Novita Indri, Juru Kampanye Energi Trend Asia juga menegaskan tidak ada urgensi dalam pembangunan PLTU karena kebutuhan listrik di daerah tersebut telah terpenuhi dan jaringan listrik Jawa-Bali sudah kelebihan pasokan. Ekspansi PLTU berlawanan dengan upaya mencapai target net zero emission dan gagalnya target Perjanjian Paris. (https://trendasia.org 14/09/23)
Tidak dipungkiri jika pembangunan 2 unit baru PLTU Suralaya yang didukung Bank Dunia mendapat banyak protes dari berbagai pihak. Terlebih dari masyarakat setempat yang jelas merasakan langsung dampak dari polusi udara limbah batu bara. Kondisi ini semakin parah dan tentu membahayakan kesehatan umat manusia. Ditambah adanya penggusuran warga untuk memuluskan pembangunan dengan kompensasi yang tidak semestinya.
Di sisi lain, ketersediaan listrik suatu negara sebagai kebutuhan dasar bagi masyarakat memang mesti dipenuhi, salah satunya melalui PLTU. Namun, faktanya ekspansi PLTU tidak bermanfaat bagi masyarakat. Karena jumlah unit yang ada telah mampu mencukupi kebutuhan listrik. Sehingga sangat mengherankan atas dukungan Bank Dunia terhadap IFC yang terus berinvestasi di Hana Bank Indonesia. Terlebih upaya tersebut tidak sejalan dengan kebijakan sosial dan lingkungan IFC yang memiliki program Pendekatan Ekuitas Hijau (Green Equity Approach).

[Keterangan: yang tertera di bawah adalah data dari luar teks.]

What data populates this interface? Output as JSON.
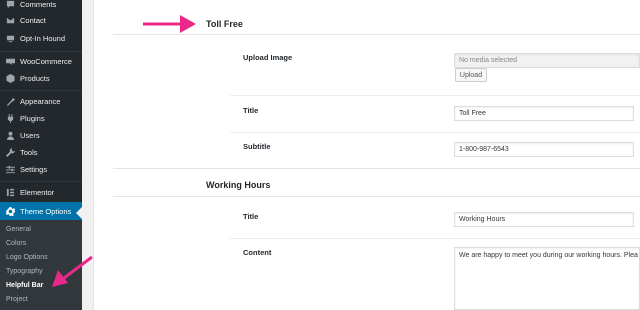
{
  "sidebar": {
    "items": [
      {
        "label": "Comments",
        "icon": "comments-icon"
      },
      {
        "label": "Contact",
        "icon": "mail-icon"
      },
      {
        "label": "Opt-In Hound",
        "icon": "optin-icon"
      },
      {
        "label": "WooCommerce",
        "icon": "woocommerce-icon"
      },
      {
        "label": "Products",
        "icon": "products-icon"
      },
      {
        "label": "Appearance",
        "icon": "appearance-icon"
      },
      {
        "label": "Plugins",
        "icon": "plugins-icon"
      },
      {
        "label": "Users",
        "icon": "users-icon"
      },
      {
        "label": "Tools",
        "icon": "tools-icon"
      },
      {
        "label": "Settings",
        "icon": "settings-icon"
      },
      {
        "label": "Elementor",
        "icon": "elementor-icon"
      },
      {
        "label": "Theme Options",
        "icon": "gear-icon"
      }
    ],
    "submenu": [
      "General",
      "Colors",
      "Logo Options",
      "Typography",
      "Helpful Bar",
      "Project"
    ],
    "current_submenu": "Helpful Bar"
  },
  "sections": {
    "toll_free": {
      "title": "Toll Free",
      "upload_label": "Upload Image",
      "media_placeholder": "No media selected",
      "upload_button": "Upload",
      "title_label": "Title",
      "title_value": "Toll Free",
      "subtitle_label": "Subtitle",
      "subtitle_value": "1-800-987-6543"
    },
    "working_hours": {
      "title": "Working Hours",
      "title_label": "Title",
      "title_value": "Working Hours",
      "content_label": "Content",
      "content_value": "We are happy to meet you during our working hours. Plea"
    }
  },
  "colors": {
    "sidebar_bg": "#23282d",
    "active_bg": "#0073aa",
    "annotation_arrow": "#e8298a"
  }
}
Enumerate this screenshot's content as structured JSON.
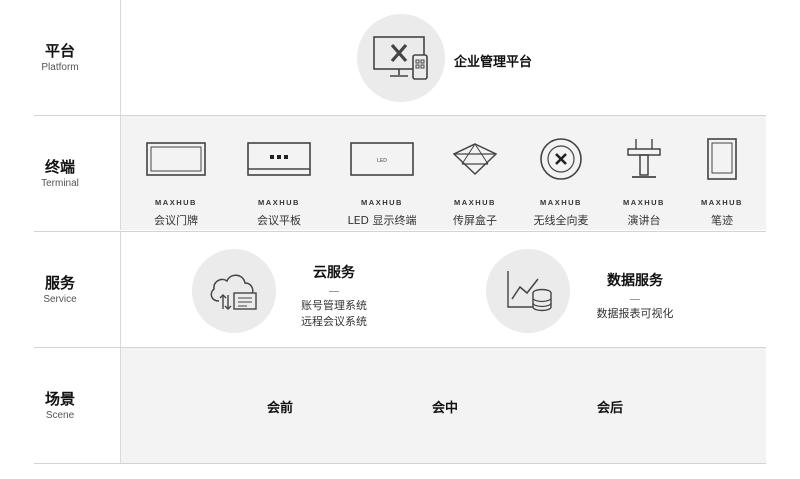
{
  "rows": {
    "platform": {
      "cn": "平台",
      "en": "Platform"
    },
    "terminal": {
      "cn": "终端",
      "en": "Terminal"
    },
    "service": {
      "cn": "服务",
      "en": "Service"
    },
    "scene": {
      "cn": "场景",
      "en": "Scene"
    }
  },
  "platform": {
    "label": "企业管理平台",
    "icon": "monitor-phone-icon"
  },
  "terminals": [
    {
      "brand": "MAXHUB",
      "name": "会议门牌",
      "icon": "display-panel-icon"
    },
    {
      "brand": "MAXHUB",
      "name": "会议平板",
      "icon": "meeting-tablet-icon"
    },
    {
      "brand": "MAXHUB",
      "name": "LED 显示终端",
      "icon": "led-display-icon"
    },
    {
      "brand": "MAXHUB",
      "name": "传屏盒子",
      "icon": "cast-box-icon"
    },
    {
      "brand": "MAXHUB",
      "name": "无线全向麦",
      "icon": "omni-mic-icon"
    },
    {
      "brand": "MAXHUB",
      "name": "演讲台",
      "icon": "podium-icon"
    },
    {
      "brand": "MAXHUB",
      "name": "笔迹",
      "icon": "writing-pad-icon"
    }
  ],
  "led_mark": "LED",
  "services": [
    {
      "title": "云服务",
      "lines": [
        "账号管理系统",
        "远程会议系统"
      ],
      "icon": "cloud-service-icon"
    },
    {
      "title": "数据服务",
      "lines": [
        "数据报表可视化"
      ],
      "icon": "data-chart-icon"
    }
  ],
  "scenes": [
    "会前",
    "会中",
    "会后"
  ],
  "colors": {
    "panel": "#f3f3f3",
    "circle": "#ebebeb",
    "divider": "#d3d3d3",
    "icon_stroke": "#444444"
  }
}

Hal ini menunjukkan bahwa dukungan Bank Dunia tidak terlepas dari kebijakan pembangunan versi sistem kapitalisme. Sistem yang menjadikan keuntungan sebagai tujuan dan segala cara pun dapat ditempuh termasuk mengabaikan potensi resiko yang dapat mengancam keselamatan dan kesehatan masyarakat. Sehingga bukan hal mustahil bagi Bank Dunia untuk terus mendukung proyek ekspansi PLTU sekalipun muncul berbagai protes. Oleh karena terbukti tidak ada respon serius dalam menanggapi kerugian yang diderita masyarakat.

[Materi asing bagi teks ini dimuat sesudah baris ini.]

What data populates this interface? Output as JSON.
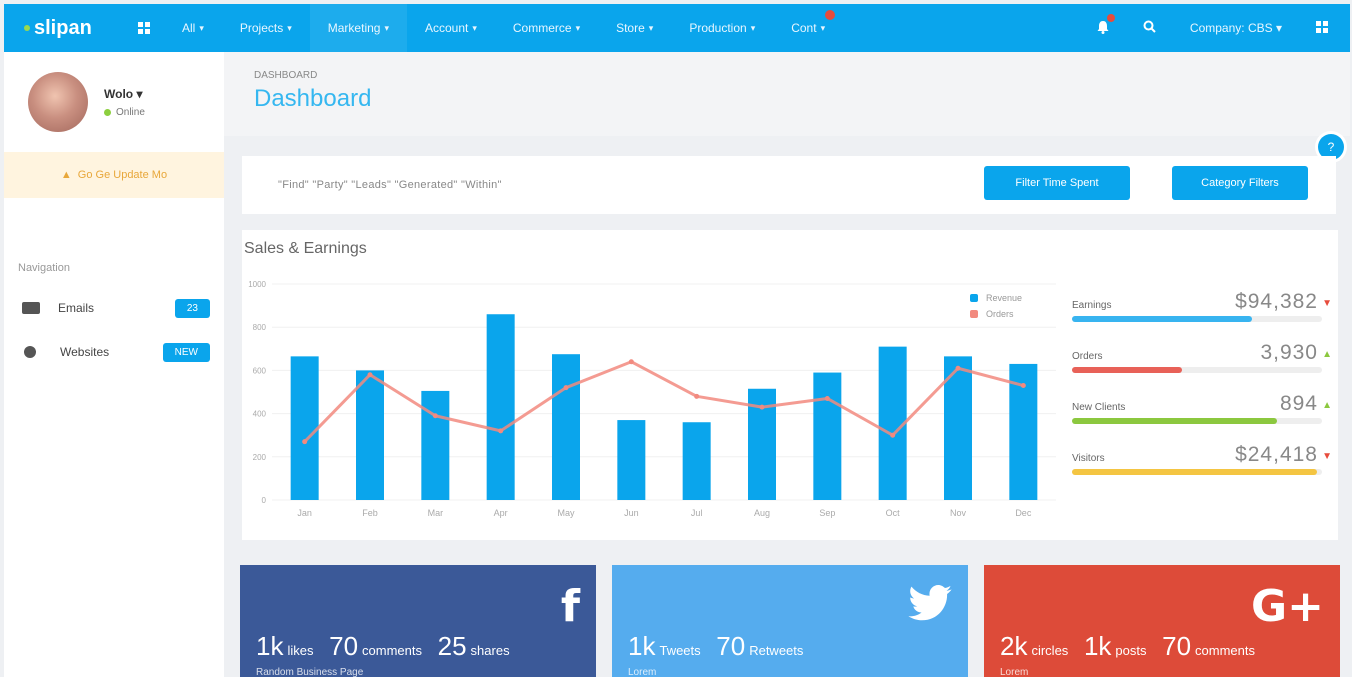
{
  "topbar": {
    "logo": "slipan",
    "menu": [
      {
        "label": "All"
      },
      {
        "label": "Projects"
      },
      {
        "label": "Marketing"
      },
      {
        "label": "Account"
      },
      {
        "label": "Commerce"
      },
      {
        "label": "Store"
      },
      {
        "label": "Production"
      },
      {
        "label": "Cont"
      }
    ],
    "company": "Company: CBS"
  },
  "user": {
    "name": "Wolo",
    "status": "Online"
  },
  "sidebar": {
    "warning": "Go Ge Update Mo",
    "nav_title": "Navigation",
    "items": [
      {
        "label": "Emails",
        "badge": "23"
      },
      {
        "label": "Websites",
        "badge": "NEW"
      }
    ]
  },
  "header": {
    "crumb": "DASHBOARD",
    "title": "Dashboard"
  },
  "filter": {
    "text": "\"Find\" \"Party\" \"Leads\" \"Generated\" \"Within\"",
    "time_button": "Filter Time Spent",
    "category_button": "Category Filters"
  },
  "sales_card": {
    "title": "Sales & Earnings"
  },
  "colors": {
    "primary": "#0aa5ec",
    "orders": "#f28a7f",
    "facebook": "#3b5998",
    "twitter": "#55acee",
    "google": "#dd4b39"
  },
  "chart_data": {
    "type": "bar",
    "categories": [
      "Jan",
      "Feb",
      "Mar",
      "Apr",
      "May",
      "Jun",
      "Jul",
      "Aug",
      "Sep",
      "Oct",
      "Nov",
      "Dec"
    ],
    "series": [
      {
        "name": "Revenue",
        "type": "bar",
        "values": [
          665,
          600,
          505,
          860,
          675,
          370,
          360,
          515,
          590,
          710,
          665,
          630
        ]
      },
      {
        "name": "Orders",
        "type": "line",
        "values": [
          270,
          580,
          390,
          320,
          520,
          640,
          480,
          430,
          470,
          300,
          610,
          530
        ]
      }
    ],
    "yticks": [
      "0",
      "200",
      "400",
      "600",
      "800",
      "1000"
    ],
    "ylim": [
      0,
      1000
    ]
  },
  "stats": [
    {
      "label": "Earnings",
      "value": "$94,382",
      "trend": "down",
      "fill": 0.72,
      "color": "#38b4f0"
    },
    {
      "label": "Orders",
      "value": "3,930",
      "trend": "up",
      "fill": 0.44,
      "color": "#e86158"
    },
    {
      "label": "New Clients",
      "value": "894",
      "trend": "up",
      "fill": 0.82,
      "color": "#8cc83f"
    },
    {
      "label": "Visitors",
      "value": "$24,418",
      "trend": "down",
      "fill": 0.98,
      "color": "#f4c542"
    }
  ],
  "social": {
    "facebook": {
      "likes": "1k",
      "likes_label": "likes",
      "comments": "70",
      "comments_label": "comments",
      "shares": "25",
      "shares_label": "shares",
      "sub": "Random Business Page"
    },
    "twitter": {
      "tweets": "1k",
      "tweets_label": "Tweets",
      "retweets": "70",
      "retweets_label": "Retweets",
      "sub": "Lorem"
    },
    "google": {
      "circles": "2k",
      "circles_label": "circles",
      "posts": "1k",
      "posts_label": "posts",
      "comments": "70",
      "comments_label": "comments",
      "sub": "Lorem"
    }
  }
}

Maka dapat dikatakan sumber dari persoalan tersebut tidak lain akibat bercokolnya sistem kapitalisme di negeri ini. Sistem rusak yang akan terus merusak tatanan kehidupan selama sistem tersebut diterapkan. Satu-satunya upaya yang dapat menuntaskan masalah hanya dengan mencampakkannya dan beralih pada sistem sahih yang bersumber pada Allah SWT Maha Pencipta seluruh alam semesta.
Di dalam Islam, kebijakan pembangunan berorientasi untuk kemaslahatan dan kebaikan hidup manusia dalam menjalankam perannya sebagai hamba Allah swt. Sehingga senantiasa memperhitungkan faktor resiko dan kebutuhan umat, bukan hanya mencari keuntungan untuk sejumlah pihak. Disamping itu, kebijakan negara tidak boleh mendatangkan dharar dan zalim pada masyarakat. Apalagi sampai membahayakan nyawa serta merampas hak dan kepemilikan masyarakat.

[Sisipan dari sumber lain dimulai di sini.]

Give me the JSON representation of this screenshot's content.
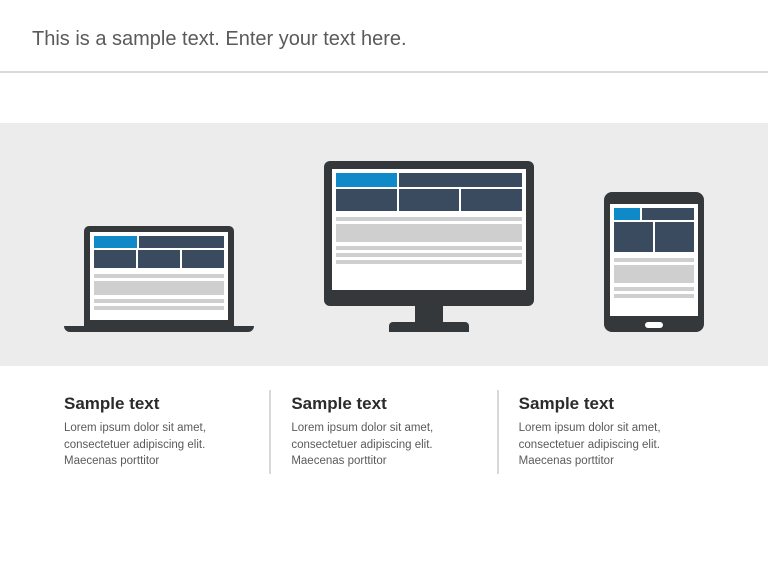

Negara dalam naungan sistem Islam memiliki kewajiban untuk menjamin pemenuhan kebutuhan dasar masyarakat. Melalui mekanisme sistem yang saling bersinergi yang berlandaskan hukum syara‘, negara mampu mewujudkam maslahat dan menghindari mafsadat bagi umat. Sehingga sudah semestinya masyarakat kembali menegakkan Islam agar diterapkan di seluruh aspek kehidupan termasuk kebijakan dan aturan negara. Allah swt berfirman, “Apakah hukum Jahiliyah yang mereka kehendaki, dan hukum siapakah yang lebih baik daripada hukum Allah bagi orang-orang yang yakin?.” (QS. Al Maidah : 50)
Wallahu’alam bishowab.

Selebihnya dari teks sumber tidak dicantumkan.